В Симхе-Меере молодой хасид и плутоватый илуй проглядывал поминутно, он таился в каждом его движении, в каждой складке его немецкой одежды. Хотя он стал немцем[118], именовал себя Максом и говорил только по-немецки даже у себя дома, это был все тот же Симха-Меер от макушки до пальцев ног. Как и прежде, он в задумчивости разговаривал сам с собой, теребил кончик бородки, тянул за нее, как в старые времена, когда у него еще была хасидская борода. Немецкая речь Симхи-Меера напоминала напевное изучение Геморы, на еврейский манер он отвечал вопросами на вопросы, говорил половинками слов и полунамеками, как когда-то в хедере у меламеда реб Боруха-Вольфа. Он всегда был беспокоен, взмылен, на взводе. Он по-прежнему брал собеседников за пуговицу, хватал бритых людей, словно бородатых, за скулу. Лацканы его пиджака и жилет вечно были в пепле от сигар. Галстук не желал лежать на своем месте и постоянно сворачивался набок. Жесткая немецкая шляпа и цилиндр тоже не хотели плотно сидеть на его бешеной голове и сдвигались к макушке, как хасидская шапка. Все английские клетчатые костюмы, которые Симха-Меер носил элегантности и солидности ради, на его фигуре, на его хасидских плечах растекались, расплывались и превращались в лапсердак.

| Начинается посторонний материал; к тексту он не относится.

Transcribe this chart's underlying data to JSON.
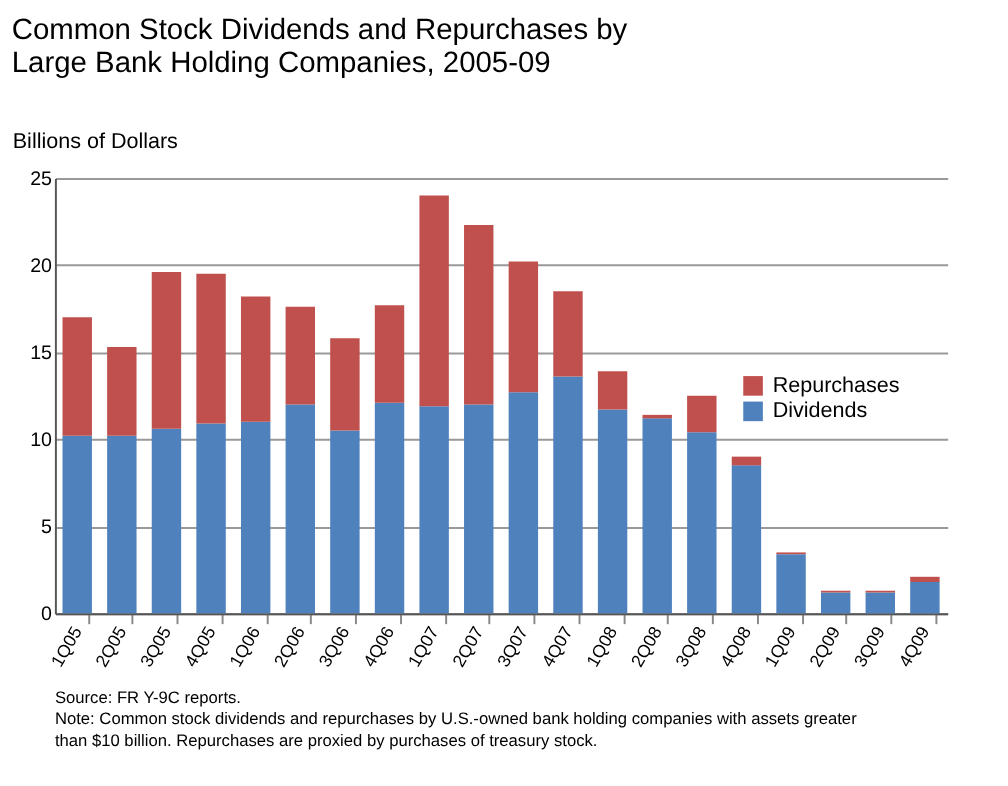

В то время как Симхе-Мееру ничего не шло, его младшему брату Янкеву-Бунему, ставшему теперь Якубом, все шло, и все сидело на его широкой мощной фигуре так, словно он отродясь не носил лапсердака. Он выглядел как аристократ в своих полубогемных, полубарских одеждах, в которые он влез с такой легкостью. Даже его черная борода — он сохранил ее, только подбрил баки — совсем не напоминала еврейскую. В цилиндре, в широкой черной пелерине, которую он накидывал на плечи с грацией завсегдатая опер, в белых перчатках и с элегантной тростью в руке, он выглядел как какой-нибудь иностранный магнат, экстравагантный и не чуждый искусства.
Ему, Янкеву-Бунему, прекрасно жилось на свете; со всех сторон ему улыбалось счастье. Он снова был первым, снова верховодил, как когда-то во дворе среди детей. Из-за своего младшего брата Симха-Меер спал тревожно. Его пожирала зависть.
Прежде всего, он не мог простить Янкеву-Бунему наследства. Отсидев по живому Симхе-Мееру семидневный траур, отец переписал завещание, указав, что сын его Симха-Меер не получит из его имущества ничего, даже подошвы от ботинка. Отныне все наследство переходило сестрам и Янкеву-Бунему. И оно было велико. Симха-Меер и не подозревал, что у его отца такое состояние. На долю Янкева-Бунема выпали добрые десятки тысяч наличными. Симха-Меер ходил взволнованный. На похоронах отца он как раз очень старался: дал на кладбище надорвать лацкан своего нового костюма, прочитал кадиш, даже отсидел положенный семидневный траур. Он хотел все исправить, понравиться матери, сестрам и брату. Но когда он заговорил о наследстве, родственники даже слушать его не стали. Он еще не рассчитался по ссудам, которые взял у них ради баронского титула Хунце. Теперь они держали его в руках. Ни в один правительственный суд он пойти не мог. Но он начал таскать сестер и брата к раввинам. Он пытался их перекричать, сбить с толку, но Янкев-Бунем не дал ему этого сделать. Симха-Меер не получил ни гроша.